I heard Pinsky read at the American Library Association conference mentioned in my 7/12/06 post and asked him about his poem "Library Scene." If you don't know it, you can find it in "The Figured Wheel" which is unfortunately not owned by the Olin Library (perhaps we can change that), Winter Park Public Library, or the University of Central Florida Libraries, but can be purchased on Amazon.
This has been an important poem for me for quite a while. As a librarian I have often used it, particularly the last two lines.
Because you are somehow someone that they need:
They come to you and you tell them how you read.
To make the point that librarians should not just provide access to information but we should be models of passionate readers for our users.

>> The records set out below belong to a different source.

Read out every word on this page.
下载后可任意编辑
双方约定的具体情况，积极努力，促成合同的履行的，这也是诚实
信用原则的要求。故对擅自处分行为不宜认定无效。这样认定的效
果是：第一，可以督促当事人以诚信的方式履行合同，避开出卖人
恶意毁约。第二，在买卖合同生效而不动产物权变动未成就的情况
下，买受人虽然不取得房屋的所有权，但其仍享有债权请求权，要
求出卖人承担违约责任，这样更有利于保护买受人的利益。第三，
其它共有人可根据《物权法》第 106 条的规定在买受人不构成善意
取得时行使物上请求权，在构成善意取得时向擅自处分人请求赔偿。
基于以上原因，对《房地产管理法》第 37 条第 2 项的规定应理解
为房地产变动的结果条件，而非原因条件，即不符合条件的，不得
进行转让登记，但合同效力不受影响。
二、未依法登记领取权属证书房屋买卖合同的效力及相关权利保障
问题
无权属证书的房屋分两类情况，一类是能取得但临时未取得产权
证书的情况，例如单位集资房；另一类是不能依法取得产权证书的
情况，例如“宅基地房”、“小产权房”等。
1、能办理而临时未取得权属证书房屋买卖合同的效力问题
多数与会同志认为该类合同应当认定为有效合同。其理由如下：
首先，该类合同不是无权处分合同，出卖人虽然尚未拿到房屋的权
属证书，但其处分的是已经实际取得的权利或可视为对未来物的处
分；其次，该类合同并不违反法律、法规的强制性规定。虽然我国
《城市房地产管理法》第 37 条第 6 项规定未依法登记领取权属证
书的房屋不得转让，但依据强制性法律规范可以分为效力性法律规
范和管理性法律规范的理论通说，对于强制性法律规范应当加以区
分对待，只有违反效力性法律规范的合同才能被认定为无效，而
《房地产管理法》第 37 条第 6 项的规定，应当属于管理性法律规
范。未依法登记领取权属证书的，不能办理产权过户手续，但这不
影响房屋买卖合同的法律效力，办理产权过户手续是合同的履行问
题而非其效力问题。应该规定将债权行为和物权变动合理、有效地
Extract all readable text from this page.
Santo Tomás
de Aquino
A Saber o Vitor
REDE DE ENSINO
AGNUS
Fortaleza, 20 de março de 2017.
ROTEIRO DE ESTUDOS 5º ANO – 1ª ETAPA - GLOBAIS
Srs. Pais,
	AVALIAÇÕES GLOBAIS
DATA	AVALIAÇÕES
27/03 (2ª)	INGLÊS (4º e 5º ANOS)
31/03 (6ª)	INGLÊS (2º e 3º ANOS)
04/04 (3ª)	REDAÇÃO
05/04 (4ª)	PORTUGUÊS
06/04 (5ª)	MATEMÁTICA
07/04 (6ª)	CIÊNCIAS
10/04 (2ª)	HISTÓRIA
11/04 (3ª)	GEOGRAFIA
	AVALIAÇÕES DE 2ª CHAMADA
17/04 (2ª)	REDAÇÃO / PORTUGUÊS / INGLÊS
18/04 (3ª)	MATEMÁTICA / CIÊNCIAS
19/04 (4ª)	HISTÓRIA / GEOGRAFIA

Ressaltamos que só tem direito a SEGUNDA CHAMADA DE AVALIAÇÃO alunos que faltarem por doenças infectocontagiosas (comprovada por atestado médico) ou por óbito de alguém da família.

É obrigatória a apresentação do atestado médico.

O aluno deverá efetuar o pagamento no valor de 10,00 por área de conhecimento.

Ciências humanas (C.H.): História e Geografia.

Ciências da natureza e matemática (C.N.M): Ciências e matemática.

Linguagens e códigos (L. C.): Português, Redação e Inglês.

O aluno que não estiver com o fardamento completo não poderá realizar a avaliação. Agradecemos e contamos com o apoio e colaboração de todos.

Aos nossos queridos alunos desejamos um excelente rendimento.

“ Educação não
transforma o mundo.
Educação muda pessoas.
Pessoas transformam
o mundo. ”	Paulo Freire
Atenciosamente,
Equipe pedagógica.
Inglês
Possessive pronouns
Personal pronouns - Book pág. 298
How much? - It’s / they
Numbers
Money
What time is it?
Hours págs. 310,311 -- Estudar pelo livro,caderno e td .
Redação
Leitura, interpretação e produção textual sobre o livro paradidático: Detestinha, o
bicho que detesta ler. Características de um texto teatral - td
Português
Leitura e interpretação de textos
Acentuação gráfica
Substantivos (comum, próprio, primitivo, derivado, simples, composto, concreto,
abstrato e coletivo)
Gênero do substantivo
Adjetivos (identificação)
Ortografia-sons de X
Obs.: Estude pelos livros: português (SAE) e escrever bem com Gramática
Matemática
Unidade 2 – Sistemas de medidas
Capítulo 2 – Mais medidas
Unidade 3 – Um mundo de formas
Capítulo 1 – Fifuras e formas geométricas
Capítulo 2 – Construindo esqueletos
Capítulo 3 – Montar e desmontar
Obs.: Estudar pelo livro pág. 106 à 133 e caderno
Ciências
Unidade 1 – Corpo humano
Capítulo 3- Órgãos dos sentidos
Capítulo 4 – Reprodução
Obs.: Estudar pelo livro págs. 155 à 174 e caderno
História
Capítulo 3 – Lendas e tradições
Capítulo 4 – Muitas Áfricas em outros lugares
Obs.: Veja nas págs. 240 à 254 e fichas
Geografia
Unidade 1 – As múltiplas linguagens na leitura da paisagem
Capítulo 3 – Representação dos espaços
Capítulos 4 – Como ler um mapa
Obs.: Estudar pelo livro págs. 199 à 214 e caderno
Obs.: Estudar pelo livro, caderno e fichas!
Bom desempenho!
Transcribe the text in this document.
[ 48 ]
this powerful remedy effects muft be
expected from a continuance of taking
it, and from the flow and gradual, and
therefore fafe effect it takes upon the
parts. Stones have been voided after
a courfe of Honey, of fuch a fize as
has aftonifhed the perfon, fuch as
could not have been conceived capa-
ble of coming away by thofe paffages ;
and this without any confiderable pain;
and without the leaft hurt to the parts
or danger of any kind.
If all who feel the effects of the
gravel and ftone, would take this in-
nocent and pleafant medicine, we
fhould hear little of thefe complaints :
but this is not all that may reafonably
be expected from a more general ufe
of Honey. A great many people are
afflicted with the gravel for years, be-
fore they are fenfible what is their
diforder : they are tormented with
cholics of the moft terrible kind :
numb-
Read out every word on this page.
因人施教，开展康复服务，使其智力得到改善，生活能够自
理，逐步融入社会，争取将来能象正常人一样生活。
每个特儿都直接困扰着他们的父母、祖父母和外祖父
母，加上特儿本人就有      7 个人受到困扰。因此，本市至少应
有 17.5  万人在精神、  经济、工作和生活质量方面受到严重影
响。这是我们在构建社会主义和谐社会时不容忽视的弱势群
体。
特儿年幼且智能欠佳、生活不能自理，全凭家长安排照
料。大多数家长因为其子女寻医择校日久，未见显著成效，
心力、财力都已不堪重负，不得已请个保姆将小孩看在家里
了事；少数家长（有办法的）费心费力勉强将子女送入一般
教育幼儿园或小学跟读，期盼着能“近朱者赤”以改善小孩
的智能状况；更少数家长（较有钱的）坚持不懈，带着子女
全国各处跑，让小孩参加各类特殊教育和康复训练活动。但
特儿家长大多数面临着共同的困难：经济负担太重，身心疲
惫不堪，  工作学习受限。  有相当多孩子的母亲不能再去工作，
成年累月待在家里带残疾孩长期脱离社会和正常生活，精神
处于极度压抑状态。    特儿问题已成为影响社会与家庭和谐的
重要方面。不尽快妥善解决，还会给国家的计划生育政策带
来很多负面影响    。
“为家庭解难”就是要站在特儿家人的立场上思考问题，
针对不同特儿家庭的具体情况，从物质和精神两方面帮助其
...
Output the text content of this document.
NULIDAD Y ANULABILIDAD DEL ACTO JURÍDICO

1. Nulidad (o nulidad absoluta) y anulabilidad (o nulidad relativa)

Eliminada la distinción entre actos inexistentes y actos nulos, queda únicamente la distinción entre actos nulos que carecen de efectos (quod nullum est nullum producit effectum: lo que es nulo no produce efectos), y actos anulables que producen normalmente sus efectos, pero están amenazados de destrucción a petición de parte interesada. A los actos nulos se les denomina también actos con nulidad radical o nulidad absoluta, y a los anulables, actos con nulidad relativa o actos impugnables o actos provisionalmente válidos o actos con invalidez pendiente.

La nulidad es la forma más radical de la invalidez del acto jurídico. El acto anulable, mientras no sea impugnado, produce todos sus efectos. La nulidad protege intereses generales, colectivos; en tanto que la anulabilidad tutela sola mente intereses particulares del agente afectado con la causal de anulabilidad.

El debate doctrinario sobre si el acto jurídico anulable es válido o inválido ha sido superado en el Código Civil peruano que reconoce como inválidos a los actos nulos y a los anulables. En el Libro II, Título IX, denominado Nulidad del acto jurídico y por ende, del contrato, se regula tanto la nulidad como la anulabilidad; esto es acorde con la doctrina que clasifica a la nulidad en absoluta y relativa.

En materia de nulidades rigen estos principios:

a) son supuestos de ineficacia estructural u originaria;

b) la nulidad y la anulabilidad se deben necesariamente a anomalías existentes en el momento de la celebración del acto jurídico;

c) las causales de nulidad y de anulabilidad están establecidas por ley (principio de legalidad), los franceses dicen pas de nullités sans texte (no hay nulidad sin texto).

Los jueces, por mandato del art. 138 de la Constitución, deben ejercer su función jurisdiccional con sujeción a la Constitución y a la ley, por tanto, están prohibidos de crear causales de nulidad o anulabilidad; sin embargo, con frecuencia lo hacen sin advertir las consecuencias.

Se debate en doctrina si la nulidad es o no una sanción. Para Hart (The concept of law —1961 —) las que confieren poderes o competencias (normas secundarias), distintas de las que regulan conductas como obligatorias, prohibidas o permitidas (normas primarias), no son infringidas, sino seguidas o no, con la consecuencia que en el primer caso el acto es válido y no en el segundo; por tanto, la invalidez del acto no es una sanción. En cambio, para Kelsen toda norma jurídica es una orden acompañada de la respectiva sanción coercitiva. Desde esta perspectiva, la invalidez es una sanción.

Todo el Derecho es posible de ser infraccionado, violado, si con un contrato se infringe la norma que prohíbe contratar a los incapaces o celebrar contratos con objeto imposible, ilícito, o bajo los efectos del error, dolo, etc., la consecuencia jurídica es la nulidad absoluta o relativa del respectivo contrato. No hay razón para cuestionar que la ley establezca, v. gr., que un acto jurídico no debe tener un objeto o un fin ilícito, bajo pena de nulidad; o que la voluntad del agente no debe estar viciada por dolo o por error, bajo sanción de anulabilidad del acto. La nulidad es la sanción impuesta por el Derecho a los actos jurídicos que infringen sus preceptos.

Most recently I quoted it during my interview at Rollins. I argued that we need, as Stanley Wilder of the University of Rochester noted (Chronicle of Higher Education 1/7/05, from Rollins you can find his article in Single Journals, Off campus access through OneLog for Windows), to move beyond information literacy to model the activities of scholarly reading and writing that are discipline specific and so much more nuanced and complex than the rather mechanistic tasks of information literacy. In a world in which information is going to be so readily available librarians and faculty need to help students and show them how to move beyond information to knowledge and understanding.
The college library, with committed personnel, embedded in small institutions, working closely and individually with faculty and students, is uniquely well placed to play this role and I contend that this can become one of the great selling points of a liberal arts education: students are not set adrift in a sea of information, but become part of a community of scholars seeking knowledge.
In a wonderful case of synchronicity, Pinsky said that the poem is inspired by the story a colleague of his at Wellesley College in the 1970's, Patricia Myers Spacks. As Pinsky remembers the story, she grew up in Deland, less than forty miles north of Winter Park. As a girl she read all the books in the town library and was given a budget to buy more and act as the town librarian. Each week she would read the New York Times Book Review and order books she felt like reading.